He’s the talented Irish actor whose meteoric rise to fame and conveyor belt of critically-acclaimed movies have firmly established him as a genuine Hollywood A-lister. However, Michael Fassbender has admitted he might never had made it as an actor, but for a visit to the men’s room almost 20 years ago when he was waiting to be called in for an audition.

Having already been rejected from two acting schools, the then-19-year-old visited the gents, as he nervously waited to be called for an audition at another college, The Drama Centre London.

And he attributed a mysterious piece of graffiti he spotted on the bathroom wall with helping him through his audition and winning a place at the college.

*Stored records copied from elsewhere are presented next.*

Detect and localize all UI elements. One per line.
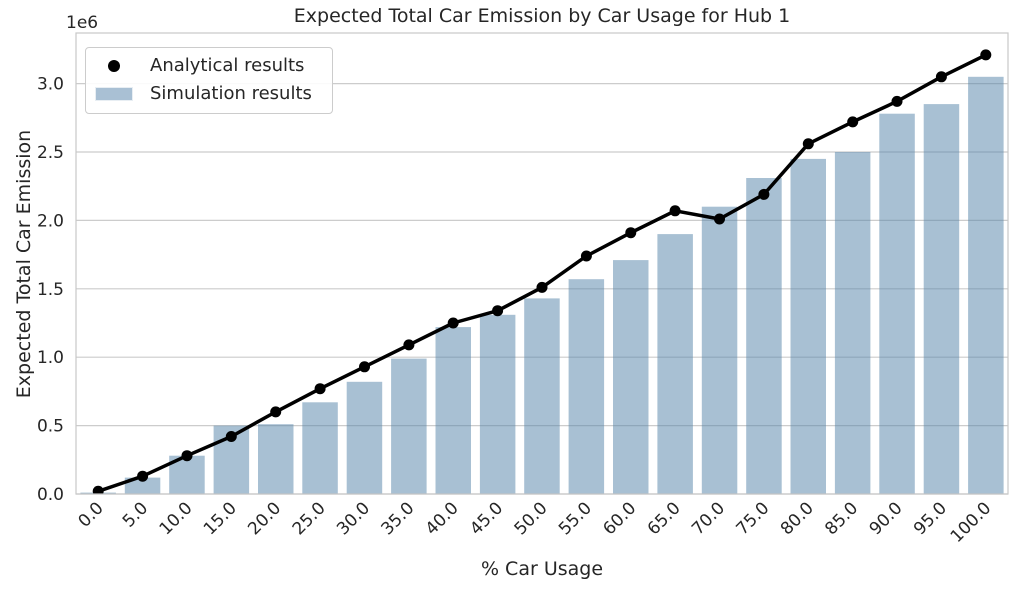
legend-label-analytical: Analytical results bbox=[150, 55, 305, 76]
chart-title: Expected Total Car Emission by Car Usage… bbox=[293, 5, 791, 27]
svg-text:25.0: 25.0 bbox=[289, 498, 330, 539]
svg-text:70.0: 70.0 bbox=[688, 498, 729, 539]
legend-marker-cell bbox=[95, 59, 133, 72]
circle-marker-icon bbox=[108, 59, 120, 72]
legend: Analytical results Simulation results bbox=[85, 47, 333, 114]
legend-label-simulation: Simulation results bbox=[150, 83, 312, 104]
svg-text:100.0: 100.0 bbox=[947, 498, 996, 547]
svg-text:50.0: 50.0 bbox=[511, 498, 552, 539]
svg-text:10.0: 10.0 bbox=[156, 498, 197, 539]
svg-text:45.0: 45.0 bbox=[466, 498, 507, 539]
svg-text:65.0: 65.0 bbox=[644, 498, 685, 539]
svg-text:0.0: 0.0 bbox=[74, 498, 107, 531]
y-axis-offset-label: 1e6 bbox=[66, 13, 99, 33]
svg-text:15.0: 15.0 bbox=[200, 498, 241, 539]
legend-item-simulation: Simulation results bbox=[95, 81, 312, 106]
svg-text:80.0: 80.0 bbox=[777, 498, 818, 539]
svg-text:3.0: 3.0 bbox=[37, 75, 64, 95]
legend-marker-cell bbox=[95, 86, 133, 101]
svg-text:0.5: 0.5 bbox=[37, 417, 64, 437]
svg-text:75.0: 75.0 bbox=[733, 498, 774, 539]
legend-item-analytical: Analytical results bbox=[95, 53, 312, 78]
svg-text:1.5: 1.5 bbox=[37, 280, 64, 300]
x-axis-label: % Car Usage bbox=[480, 558, 604, 580]
svg-text:40.0: 40.0 bbox=[422, 498, 463, 539]
svg-text:2.0: 2.0 bbox=[37, 211, 64, 231]
svg-text:55.0: 55.0 bbox=[555, 498, 596, 539]
svg-text:35.0: 35.0 bbox=[378, 498, 419, 539]
svg-text:5.0: 5.0 bbox=[119, 498, 152, 531]
svg-text:20.0: 20.0 bbox=[244, 498, 285, 539]
svg-text:2.5: 2.5 bbox=[37, 143, 64, 163]
svg-text:60.0: 60.0 bbox=[599, 498, 640, 539]
bar-swatch-icon bbox=[95, 86, 133, 101]
svg-text:1.0: 1.0 bbox=[37, 348, 64, 368]
svg-text:30.0: 30.0 bbox=[333, 498, 374, 539]
svg-text:90.0: 90.0 bbox=[866, 498, 907, 539]
svg-text:0.0: 0.0 bbox=[37, 485, 64, 505]
svg-text:85.0: 85.0 bbox=[821, 498, 862, 539]
svg-text:95.0: 95.0 bbox=[910, 498, 951, 539]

He recalled: "I went to the urinal and as I was urinating, I saw that someone had written, 'Hi Cookie!' on the wall. Those words were starting at me, as I stood there.

"I had just finished playing the Cook in a production of [late playwright Bertolt Brecht's] 'Mother Courage,' and I had done it with a Scottish accent."

Fassbender said the graffiti inspired him to alter the delivery of the monologue he had meticulously prepared for the audition and instead perform it in a Scottish accent.

He said "I haven't thought about that for years and years, I'm not saying what I saw was a sign or anything. But maybe I did sort of take it that way, and that helped me."

However, in an interview with the New York Times magazine, the 38-year-old said he endured another ten years of rejections, making ends meet by bartending before his big breakthrough came in his acclaimed role as hunger striker Bobby Sands in 2007's multi-award-winning 'Hunger.'

He recalled "I enjoyed the bar. But, God, I really, really, really wanted to act."

Fassbender, whose latest starring roles are in the Danny Boyle directed biopic of Apple co-founder Steve Jobs and a film adaptation of "Macbeth," also attributes his acting versatility to his sense of being an outsider in Killarney, Co. Kerry, as a child of a German father and Irish mother.

Director Steve McQueen, who teamed up with Fassbender in 'Hunger.' 'Shame' and, most recently, '12 Years a Slave,' said of the actor: "Look, he wasn't a McQueen! Or an O'Reilly. He was a Fassbender. He was the odd one out. I think that's an important part of who he is.”